LW = live weight, EW = edible weight, MJ = mega joules of energy Vaclav Smil

According to Smil’s calculations, you need 3.3 pounds of feed to get a pound of chicken meat, 9.4 pounds of feed for a pound of pork, and 25 pounds of feed for a pound of beef. It’s simply more efficient to eat plants than to feed those plants to animals and eat meat.

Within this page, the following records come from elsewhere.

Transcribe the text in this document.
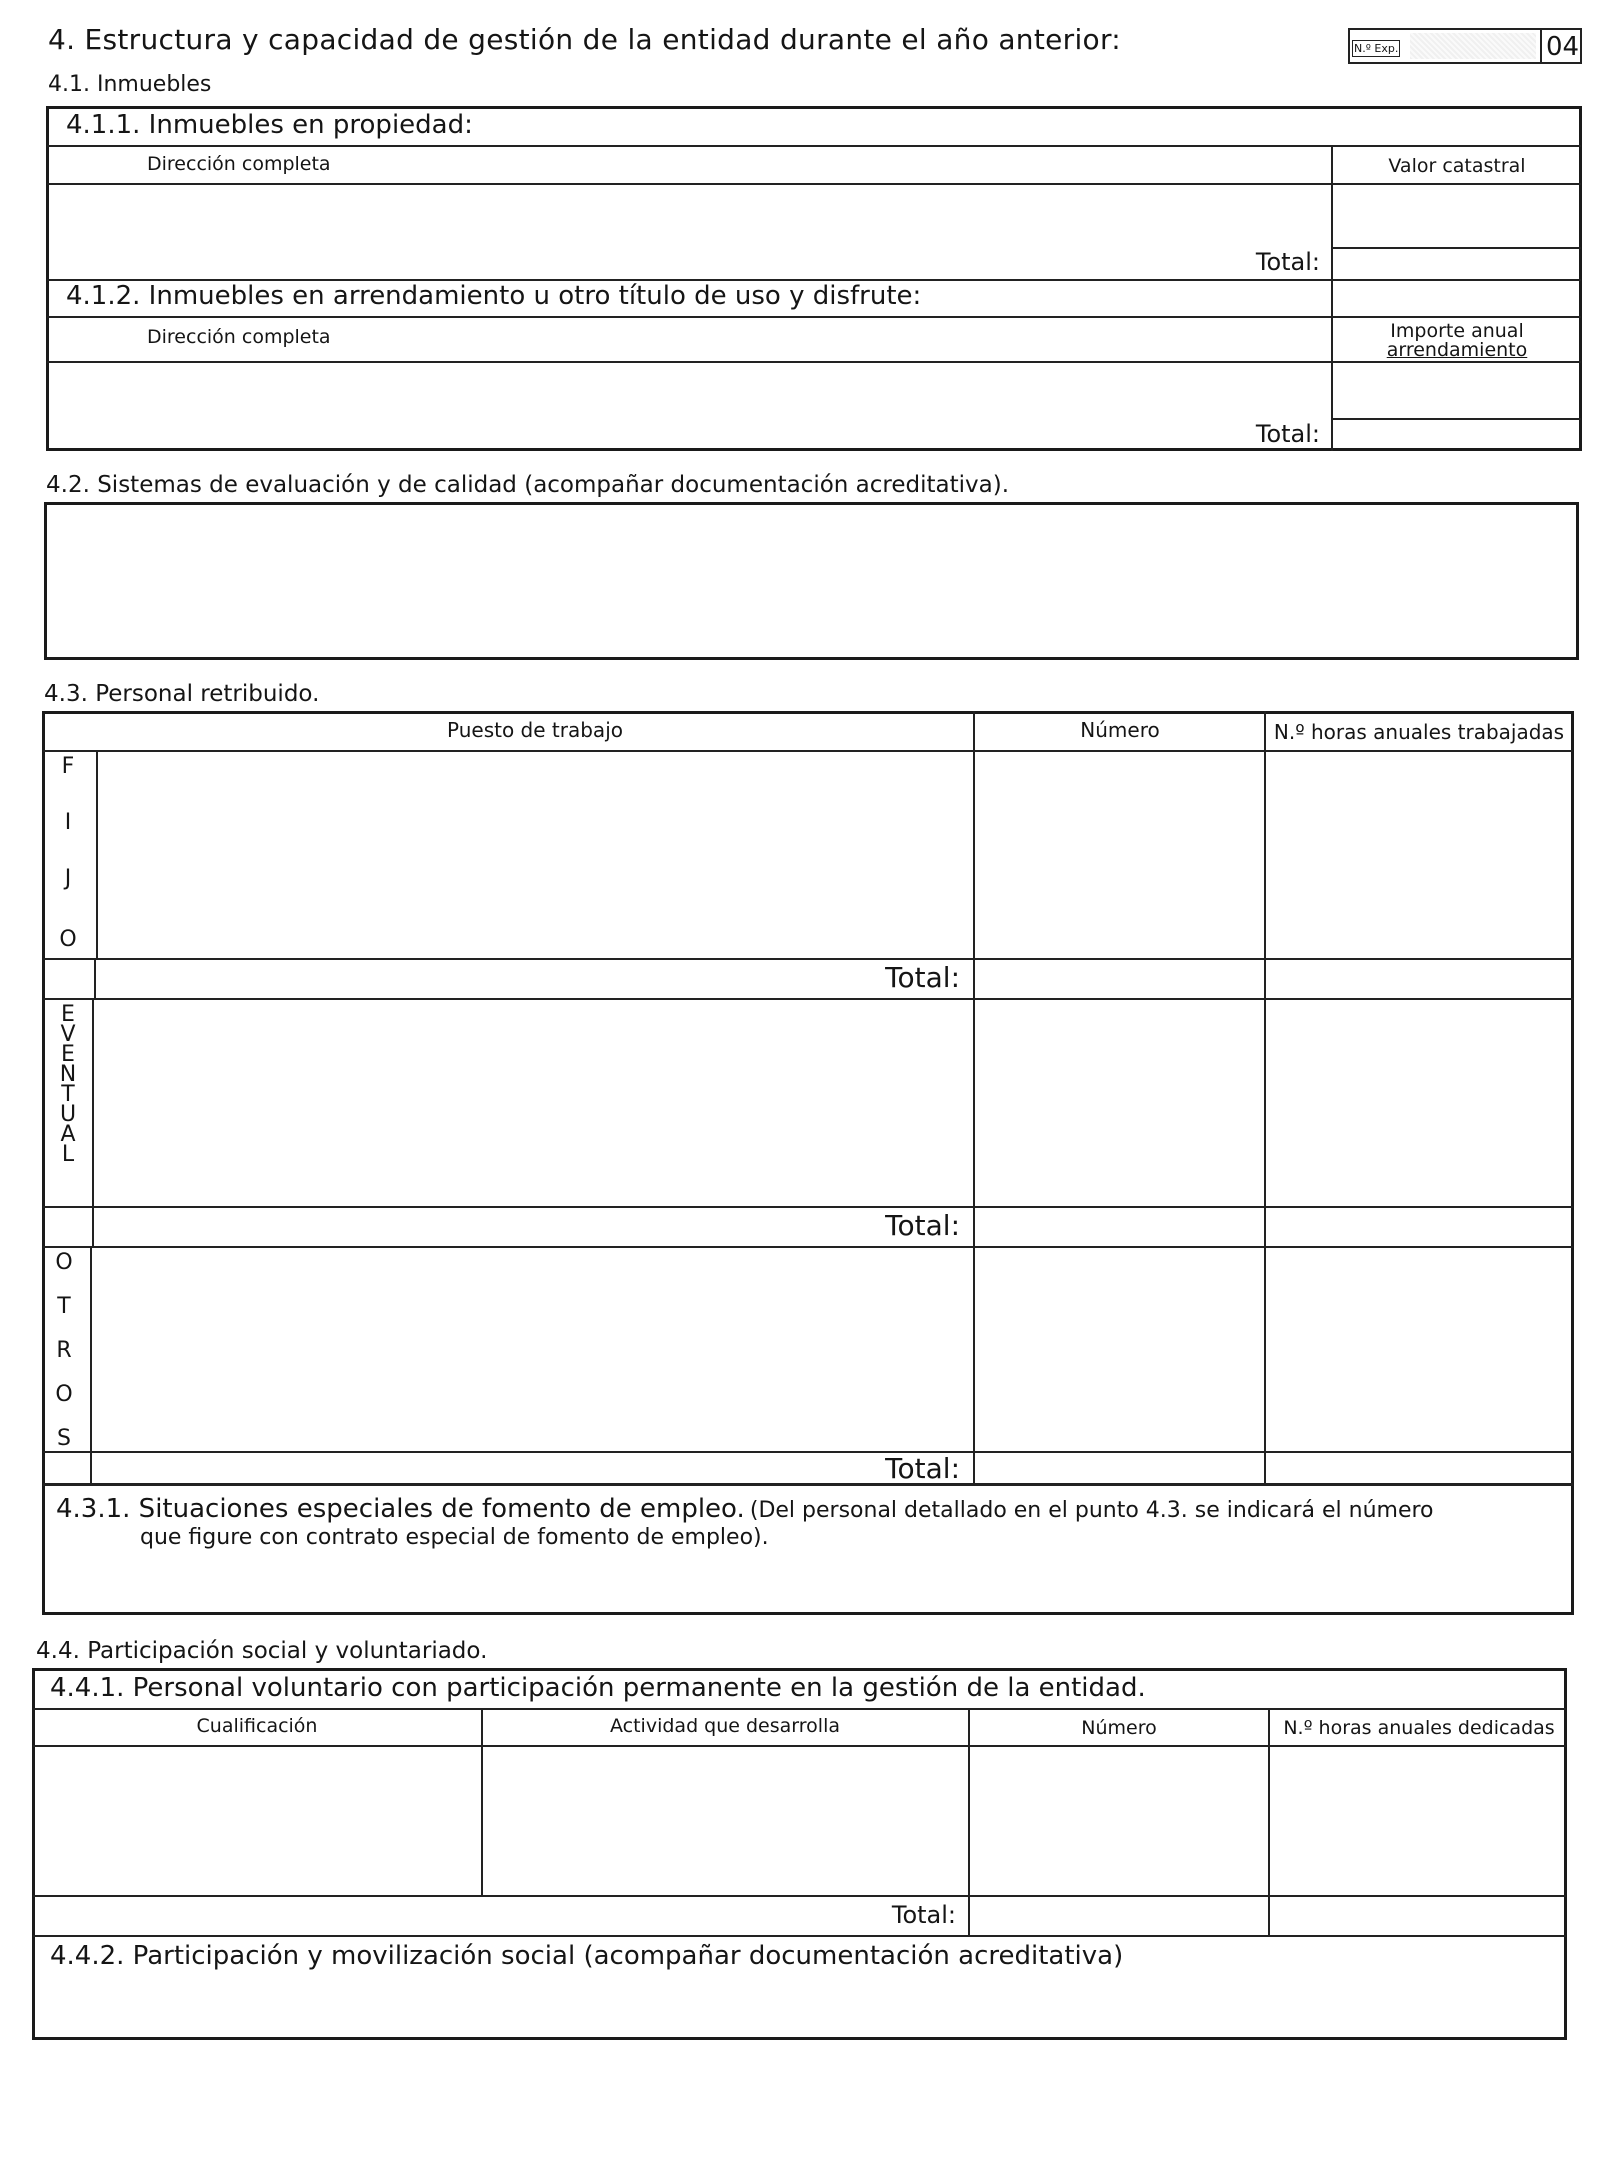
4. Estructura y capacidad de gestión de la entidad durante el año anterior:	N.º Exp.	04
4.1. Inmuebles
4.1.1. Inmuebles en propiedad:
Dirección completa	Valor catastral
Total:
4.1.2. Inmuebles en arrendamiento u otro título de uso y disfrute:
Dirección completa	Importe anual
arrendamiento
Total:
4.2. Sistemas de evaluación y de calidad (acompañar documentación acreditativa).
4.3. Personal retribuido.
Puesto de trabajo	Número	N.º horas anuales trabajadas
F
I
J
O
Total:
E
V
E
N
T
U
A
L
Total:
O
T
R
O
S
Total:
4.3.1. Situaciones especiales de fomento de empleo. (Del personal detallado en el punto 4.3. se indicará el número
que figure con contrato especial de fomento de empleo).
4.4. Participación social y voluntariado.
4.4.1. Personal voluntario con participación permanente en la gestión de la entidad.
Cualificación	Actividad que desarrolla	Número	N.º horas anuales dedicadas
Total:
4.4.2. Participación y movilización social (acompañar documentación acreditativa)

This efficiency problem puts meat eaters way behind from the beginning, and it extends from energy to every other resource. Look at water use, greenhouse gas emissions, pollution, land-use footprints, and just about anything else, and it’s always going to make more sense to grow grains for people to eat rather than for animals to eat. To take just one example, scientists looked at the amount of nitrogen fertilizer that flows into rivers and creates dead zones in oceans: They calculated that a kilogram of red meat put an average of 150 grams of nitrogen equivalent (in various fertilizers) into waterways, versus 50 grams per kilogram of chicken and less than 3 grams per kilogram of grain.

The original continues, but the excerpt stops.